Back in the late ’90s, few writers in indie rock put male behavior under the microscope as eagerly and unflinchingly as Moffat, exposing all the fragile egotism, insecurity, and regret that lurks in the hearts of men. And with As Days Get Dark, he continues to interrogate those traits in equally hilarious and heartbreaking ways—with the added weight of an extra decade-and-a-half of middle-aged pathos. On “Another Clockwork Day,” he frames his inadequacies in the context of shifting online porn trends: “And the films these days, with their surgery scars and bad tats/And it’s all stepmoms and stepsisters now/What the fuck’s all that about?” But what begins as a comical caricature of some (literal) wanker slowly reveals itself to be something more devastating when Moffat’s protagonist starts pleasuring himself to bygone digital images of the same woman he still sleeps beside every night, but no longer finds as attractive. “When he removes his glasses/She looks just the same as she does in the pixels of those old JPEGs,” he notes. In an Arab Strap song, this is what passes for a heartwarming love story.
If “Another Clockwork Day” coaxes tragedy out of comedy, “Tears on Tour” works the other way. After Moffat chronicles the debilitating grief he felt when learning of two grandparents’ deaths while Arab Strap were out on the road, he starts cataloging the somewhat less traumatic events that have reduced him to an equally blubbering mess: “I cry at rom-coms, dramedies, the news and children’s films/The Muppet Movie, Frozen, Frozen 2.” But that revelation is less of an expression of embarrassment than pride, an admission that crying is a healthy, cathartic act all men should undertake more regularly. And in that sanguine, open-hearted spirit, As Days Get Dark embraces the old misery-loves-company adage by wrapping Moffat’s wounded words in Arab Strap’s most accessible and near-danceable songs to date.

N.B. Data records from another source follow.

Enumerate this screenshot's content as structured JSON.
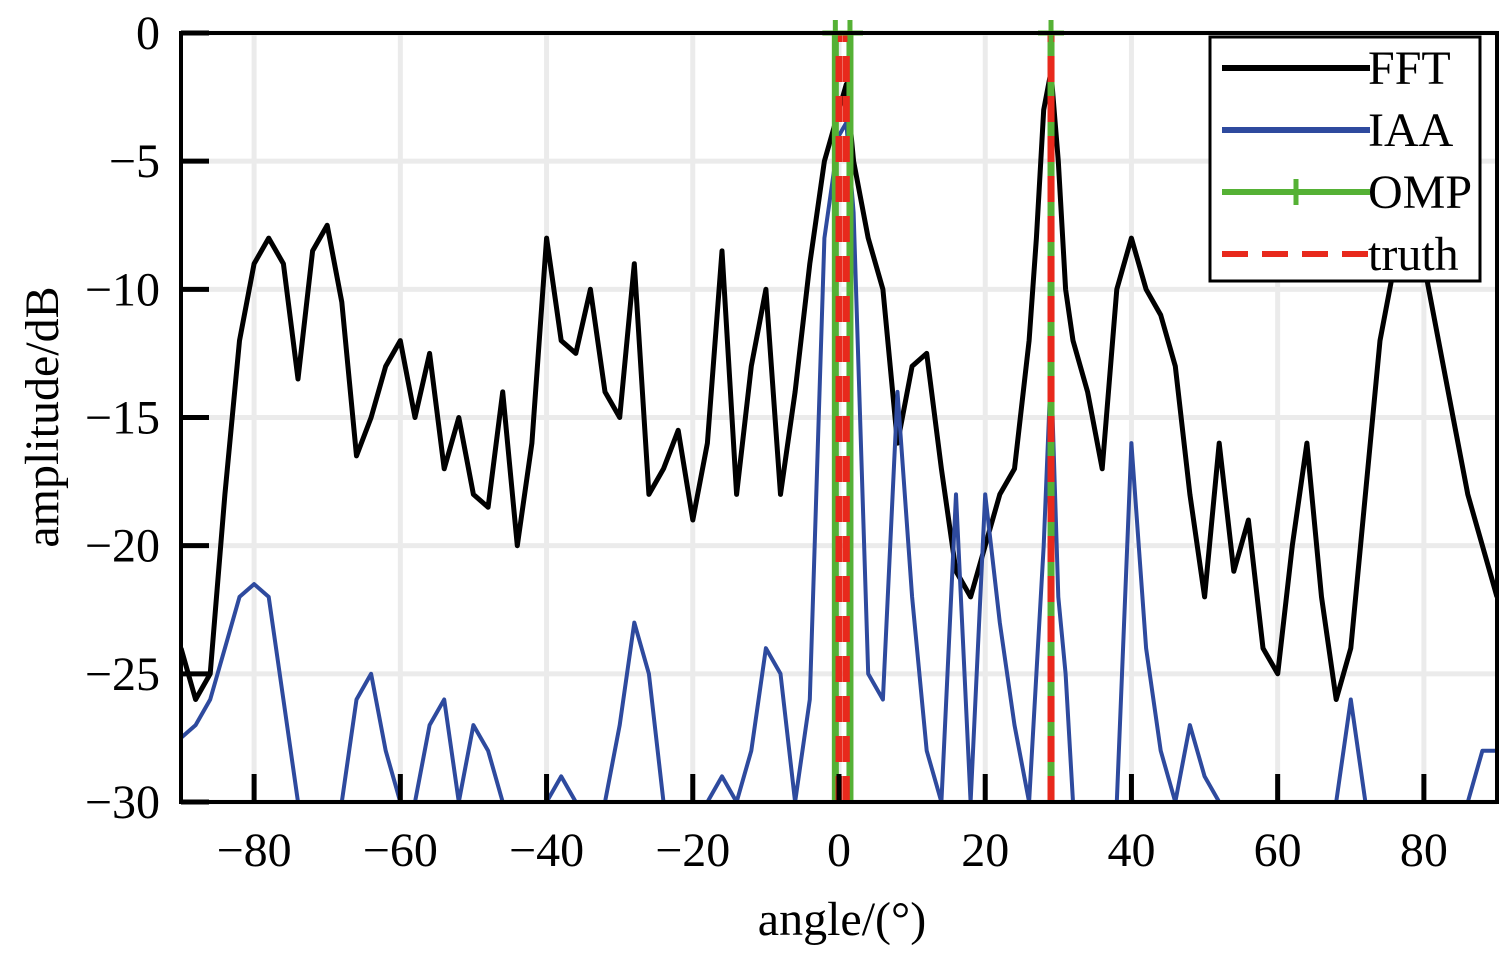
{
  "chart_data": {
    "type": "line",
    "title": "",
    "xlabel": "angle/(°)",
    "ylabel": "amplitude/dB",
    "xlim": [
      -90,
      90
    ],
    "ylim": [
      -30,
      0
    ],
    "xticks": [
      -80,
      -60,
      -40,
      -20,
      0,
      20,
      40,
      60,
      80
    ],
    "yticks": [
      0,
      -5,
      -10,
      -15,
      -20,
      -25,
      -30
    ],
    "xtick_labels": [
      "−80",
      "−60",
      "−40",
      "−20",
      "0",
      "20",
      "40",
      "60",
      "80"
    ],
    "ytick_labels": [
      "0",
      "−5",
      "−10",
      "−15",
      "−20",
      "−25",
      "−30"
    ],
    "grid": true,
    "legend_position": "top-right",
    "series": [
      {
        "name": "FFT",
        "color": "#000000",
        "style": "solid",
        "x": [
          -90,
          -88,
          -86,
          -84,
          -82,
          -80,
          -78,
          -76,
          -74,
          -72,
          -70,
          -68,
          -66,
          -64,
          -62,
          -60,
          -58,
          -56,
          -54,
          -52,
          -50,
          -48,
          -46,
          -44,
          -42,
          -40,
          -38,
          -36,
          -34,
          -32,
          -30,
          -28,
          -26,
          -24,
          -22,
          -20,
          -18,
          -16,
          -14,
          -12,
          -10,
          -8,
          -6,
          -4,
          -2,
          -1,
          0,
          1,
          2,
          4,
          6,
          8,
          10,
          12,
          14,
          16,
          18,
          20,
          22,
          24,
          26,
          27,
          28,
          29,
          30,
          31,
          32,
          34,
          36,
          38,
          40,
          42,
          44,
          46,
          48,
          50,
          52,
          54,
          56,
          58,
          60,
          62,
          64,
          66,
          68,
          70,
          72,
          74,
          76,
          78,
          80,
          82,
          84,
          86,
          88,
          90
        ],
        "y": [
          -24,
          -26,
          -25,
          -18,
          -12,
          -9,
          -8,
          -9,
          -13.5,
          -8.5,
          -7.5,
          -10.5,
          -16.5,
          -15,
          -13,
          -12,
          -15,
          -12.5,
          -17,
          -15,
          -18,
          -18.5,
          -14,
          -20,
          -16,
          -8,
          -12,
          -12.5,
          -10,
          -14,
          -15,
          -9,
          -18,
          -17,
          -15.5,
          -19,
          -16,
          -8.5,
          -18,
          -13,
          -10,
          -18,
          -14,
          -9,
          -5,
          -4,
          -3,
          -2,
          -5,
          -8,
          -10,
          -16,
          -13,
          -12.5,
          -17,
          -21,
          -22,
          -20,
          -18,
          -17,
          -12,
          -8,
          -3,
          -1.5,
          -5,
          -10,
          -12,
          -14,
          -17,
          -10,
          -8,
          -10,
          -11,
          -13,
          -18,
          -22,
          -16,
          -21,
          -19,
          -24,
          -25,
          -20,
          -16,
          -22,
          -26,
          -24,
          -18,
          -12,
          -9,
          -8.5,
          -9,
          -12,
          -15,
          -18,
          -20,
          -22
        ]
      },
      {
        "name": "IAA",
        "color": "#2e4a9e",
        "style": "solid",
        "x": [
          -90,
          -88,
          -86,
          -84,
          -82,
          -80,
          -78,
          -76,
          -74,
          -72,
          -70,
          -68,
          -66,
          -64,
          -62,
          -60,
          -58,
          -56,
          -54,
          -52,
          -50,
          -48,
          -46,
          -44,
          -42,
          -40,
          -38,
          -36,
          -34,
          -32,
          -30,
          -28,
          -26,
          -24,
          -22,
          -20,
          -18,
          -16,
          -14,
          -12,
          -10,
          -8,
          -6,
          -4,
          -2,
          -1,
          0,
          1,
          2,
          4,
          6,
          8,
          10,
          12,
          14,
          16,
          18,
          20,
          22,
          24,
          26,
          27,
          28,
          29,
          30,
          31,
          32,
          34,
          36,
          38,
          40,
          42,
          44,
          46,
          48,
          50,
          52,
          54,
          56,
          58,
          60,
          62,
          64,
          66,
          68,
          70,
          72,
          74,
          76,
          78,
          80,
          82,
          84,
          86,
          88,
          90
        ],
        "y": [
          -27.5,
          -27,
          -26,
          -24,
          -22,
          -21.5,
          -22,
          -26,
          -30,
          -30,
          -30,
          -30,
          -26,
          -25,
          -28,
          -30,
          -30,
          -27,
          -26,
          -30,
          -27,
          -28,
          -30,
          -30,
          -30,
          -30,
          -29,
          -30,
          -30,
          -30,
          -27,
          -23,
          -25,
          -30,
          -30,
          -30,
          -30,
          -29,
          -30,
          -28,
          -24,
          -25,
          -30,
          -26,
          -8,
          -6,
          -4,
          -3.5,
          -7,
          -25,
          -26,
          -14,
          -22,
          -28,
          -30,
          -18,
          -30,
          -18,
          -23,
          -27,
          -30,
          -25,
          -20,
          -13,
          -22,
          -25,
          -30,
          -30,
          -30,
          -30,
          -16,
          -24,
          -28,
          -30,
          -27,
          -29,
          -30,
          -30,
          -30,
          -30,
          -30,
          -30,
          -30,
          -30,
          -30,
          -26,
          -30,
          -30,
          -30,
          -30,
          -30,
          -30,
          -30,
          -30,
          -28,
          -28
        ]
      },
      {
        "name": "OMP",
        "color": "#55b135",
        "style": "solid-marker",
        "x": [
          -0.5,
          -0.5,
          -0.5,
          1.5,
          1.5,
          1.5,
          29,
          29,
          29
        ],
        "y": [
          -30,
          0,
          -30,
          -30,
          0,
          -30,
          -30,
          0,
          -30
        ]
      },
      {
        "name": "truth",
        "color": "#e8291c",
        "style": "dashed",
        "x": [
          0,
          0,
          1,
          1,
          29,
          29
        ],
        "y": [
          -30,
          0,
          -30,
          0,
          -30,
          0
        ]
      }
    ]
  }
}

Of course, with Arab Strap these are relative concepts—this is, after all, a band less interested in soundtracking your Saturday-night bender than in giving voice to the street cleaner who has to sweep up your used condoms and syringes in the wee hours of Sunday morning (see: “Kebabylon”). But while the duo jokingly gave this album the working title of Disco Spiderland, the steely drum-machine grooves of “The Turning of Our Bones” and “Compersion Pt. 1” seriously deliver on that promise, investing their respective narratives of tribal resurrection rituals and open-marriage sexual exploration with an even more salacious, sinister edge. And in the surprisingly anthemic “Here Comes Comus!”, we get a glimpse of the more streamlined indie-rock band Arab Strap could’ve become had they opted to chase that Interpol money back in the day, while the forlorn electro-folk of “Bluebird”—a deceptively serene account of shitposting—suggests this group’s true legacy was preparing the world for the brooding romanticism of the National.

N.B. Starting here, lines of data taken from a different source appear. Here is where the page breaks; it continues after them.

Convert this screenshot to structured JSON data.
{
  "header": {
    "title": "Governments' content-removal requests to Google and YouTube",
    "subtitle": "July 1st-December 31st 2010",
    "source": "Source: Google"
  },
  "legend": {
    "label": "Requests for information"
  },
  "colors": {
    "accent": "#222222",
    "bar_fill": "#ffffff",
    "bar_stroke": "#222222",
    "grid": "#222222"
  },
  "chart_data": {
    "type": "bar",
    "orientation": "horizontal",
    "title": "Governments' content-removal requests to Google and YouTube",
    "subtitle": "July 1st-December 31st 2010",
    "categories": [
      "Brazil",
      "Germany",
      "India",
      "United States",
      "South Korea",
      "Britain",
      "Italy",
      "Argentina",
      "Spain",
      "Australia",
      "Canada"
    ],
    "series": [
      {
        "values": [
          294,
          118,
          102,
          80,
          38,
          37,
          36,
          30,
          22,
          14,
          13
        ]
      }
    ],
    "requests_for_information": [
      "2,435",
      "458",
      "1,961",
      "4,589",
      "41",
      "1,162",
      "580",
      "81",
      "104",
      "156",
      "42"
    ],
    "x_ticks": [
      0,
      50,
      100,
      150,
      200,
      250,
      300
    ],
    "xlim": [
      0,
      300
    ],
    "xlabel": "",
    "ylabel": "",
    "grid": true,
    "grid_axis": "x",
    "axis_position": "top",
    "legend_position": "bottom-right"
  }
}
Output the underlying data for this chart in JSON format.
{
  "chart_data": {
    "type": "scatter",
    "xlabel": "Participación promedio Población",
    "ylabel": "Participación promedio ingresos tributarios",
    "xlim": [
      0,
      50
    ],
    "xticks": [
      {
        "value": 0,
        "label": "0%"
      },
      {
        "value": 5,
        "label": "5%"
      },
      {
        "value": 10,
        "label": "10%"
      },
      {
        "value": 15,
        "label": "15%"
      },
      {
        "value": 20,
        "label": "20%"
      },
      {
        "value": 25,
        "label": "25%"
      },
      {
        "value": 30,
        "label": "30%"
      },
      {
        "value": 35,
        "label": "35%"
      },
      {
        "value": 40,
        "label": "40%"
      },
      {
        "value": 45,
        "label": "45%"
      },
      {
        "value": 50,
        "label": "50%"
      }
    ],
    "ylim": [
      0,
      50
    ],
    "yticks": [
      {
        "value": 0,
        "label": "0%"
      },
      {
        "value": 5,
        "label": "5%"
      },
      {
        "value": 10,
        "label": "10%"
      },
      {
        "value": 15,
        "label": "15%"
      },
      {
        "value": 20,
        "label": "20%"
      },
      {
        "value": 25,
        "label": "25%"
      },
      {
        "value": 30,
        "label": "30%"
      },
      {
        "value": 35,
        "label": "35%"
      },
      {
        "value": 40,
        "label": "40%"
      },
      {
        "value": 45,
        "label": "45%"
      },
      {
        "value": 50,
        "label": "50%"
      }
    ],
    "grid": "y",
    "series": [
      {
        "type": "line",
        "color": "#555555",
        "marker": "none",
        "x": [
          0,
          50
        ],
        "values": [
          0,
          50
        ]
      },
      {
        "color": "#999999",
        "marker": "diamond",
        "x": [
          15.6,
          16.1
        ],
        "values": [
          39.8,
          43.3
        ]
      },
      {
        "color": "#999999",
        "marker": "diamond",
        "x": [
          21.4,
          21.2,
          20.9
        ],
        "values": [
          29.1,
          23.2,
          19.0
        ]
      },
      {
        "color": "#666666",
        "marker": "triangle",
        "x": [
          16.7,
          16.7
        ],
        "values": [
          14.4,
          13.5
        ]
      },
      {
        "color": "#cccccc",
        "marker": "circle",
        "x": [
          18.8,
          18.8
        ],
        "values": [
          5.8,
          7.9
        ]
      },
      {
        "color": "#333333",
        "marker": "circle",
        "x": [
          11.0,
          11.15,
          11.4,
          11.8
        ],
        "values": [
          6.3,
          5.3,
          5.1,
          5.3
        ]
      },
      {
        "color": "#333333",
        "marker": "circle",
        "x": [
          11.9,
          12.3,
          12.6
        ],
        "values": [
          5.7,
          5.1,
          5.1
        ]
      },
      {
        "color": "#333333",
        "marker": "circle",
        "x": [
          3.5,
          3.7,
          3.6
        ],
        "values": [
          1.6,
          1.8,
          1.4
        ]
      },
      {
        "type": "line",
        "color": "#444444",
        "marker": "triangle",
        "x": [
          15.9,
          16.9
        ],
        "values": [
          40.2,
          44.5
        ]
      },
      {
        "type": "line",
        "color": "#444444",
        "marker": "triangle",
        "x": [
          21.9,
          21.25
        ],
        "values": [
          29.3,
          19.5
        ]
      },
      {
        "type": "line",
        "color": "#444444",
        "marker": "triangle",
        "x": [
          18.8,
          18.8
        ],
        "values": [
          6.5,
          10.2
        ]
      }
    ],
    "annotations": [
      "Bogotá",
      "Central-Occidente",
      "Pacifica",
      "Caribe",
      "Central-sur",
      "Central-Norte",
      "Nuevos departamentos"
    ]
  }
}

As Days Get Dark doesn’t just honor the past, it also forecasts a possible future. On the six-minute epic “Sleeper,” Moffat closes his laptop and retreats into the theater of the mind, weaving an eerie, vividly surreal narrative about a stranger on a train, while Middleton piles on the clamoring piano chords, dramatic strings, and five-alarm saxophone squeals. The purpose of our hero’s journey is never made clear, though it becomes pretty obvious that his “final destination” is an early grave. But while the song represents a bold leap beyond the band’s usual hyper-analytical narratives, it nonetheless remains true to subversive form: In this portrait of impending death, Arab Strap have never sounded more alive.